The custom of giving and feasting on moon cakes however was said to come about from a different time and place. When Mongolians invaded China, the Sung Dynasty came to an end (around 1279 AD), Chinese people rebelled against the invading reign. The rebels decided to ambush the occupying Mongolian troops around the mid-autumn time frame. To organize the attack, they put messages of the time and place of attack on pieces of paper and stuffed them in homemade cakes and gave the cakes to friends and relatives to synchronize the attack. The moon cakes we have today do not have messages, though fortune cookies do. They have instead egg yolks inside, for egg yolks resemble the full moon. Over time, finer varieties and regional differences developed to account for today's moon cake phenomenon.

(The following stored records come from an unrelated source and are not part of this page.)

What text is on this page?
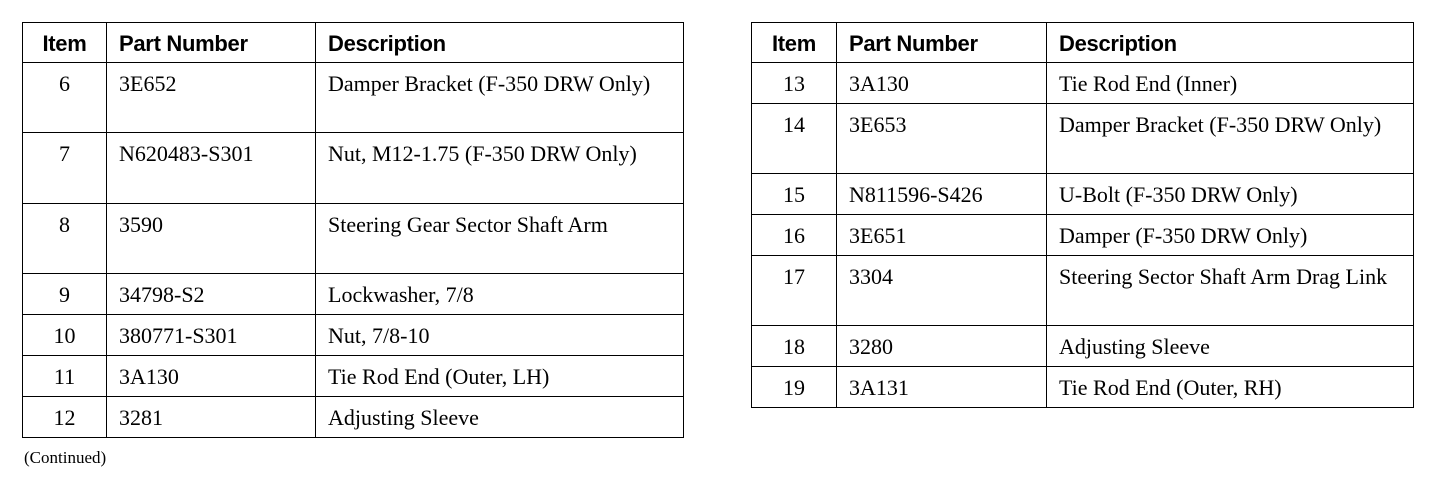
Item	Part Number	Description
6	3E652	Damper Bracket (F-350 DRW Only)
7	N620483-S301	Nut, M12-1.75 (F-350 DRW Only)
8	3590	Steering Gear Sector Shaft Arm
9	34798-S2	Lockwasher, 7/8
10	380771-S301	Nut, 7/8-10
11	3A130	Tie Rod End (Outer, LH)
12	3281	Adjusting Sleeve
(Continued)
Item	Part Number	Description
13	3A130	Tie Rod End (Inner)
14	3E653	Damper Bracket (F-350 DRW Only)
15	N811596-S426	U-Bolt (F-350 DRW Only)
16	3E651	Damper (F-350 DRW Only)
17	3304	Steering Sector Shaft Arm Drag Link
18	3280	Adjusting Sleeve
19	3A131	Tie Rod End (Outer, RH)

You can tell that Mid-Autumn festival is around the corner when bakeries, Chinese, Hone Kong style or Taiwanese, put out their specialty moon cakes on display and Asian supermarkets stock boxes of imported or big-chain bakery moon cakes. A box of 4 moon cakes (about one to one and a half pounds) can go from $15 to $30. Usually the more egg yolks in a cake, the more expensive it becomes. Besides egg yolks, the commonly used stuffing ranged from red bean paste, dried black dates paste, green bean paste, lotus seed paste to candied pineapple paste. Sometimes, walnut bits or pine seeds are mixed into the paste, too. There are two crust varieties, flaky or smooth. The smooth kind of crust is called Cantonese style while the flaky kind, Suzhou style. The flaky crust pastries, about 3 to 4 ounces each, go for $1 to $1.50 each, and can be found in bakeries all year round. Some bakeries, like Sheng Kee, sell a miniature version of the smooth skin moon cakes all year round.

Come this fall, won't you pick a bright moon night, brew a cup of tea, have some moon cakes and enjoy the autumn sky.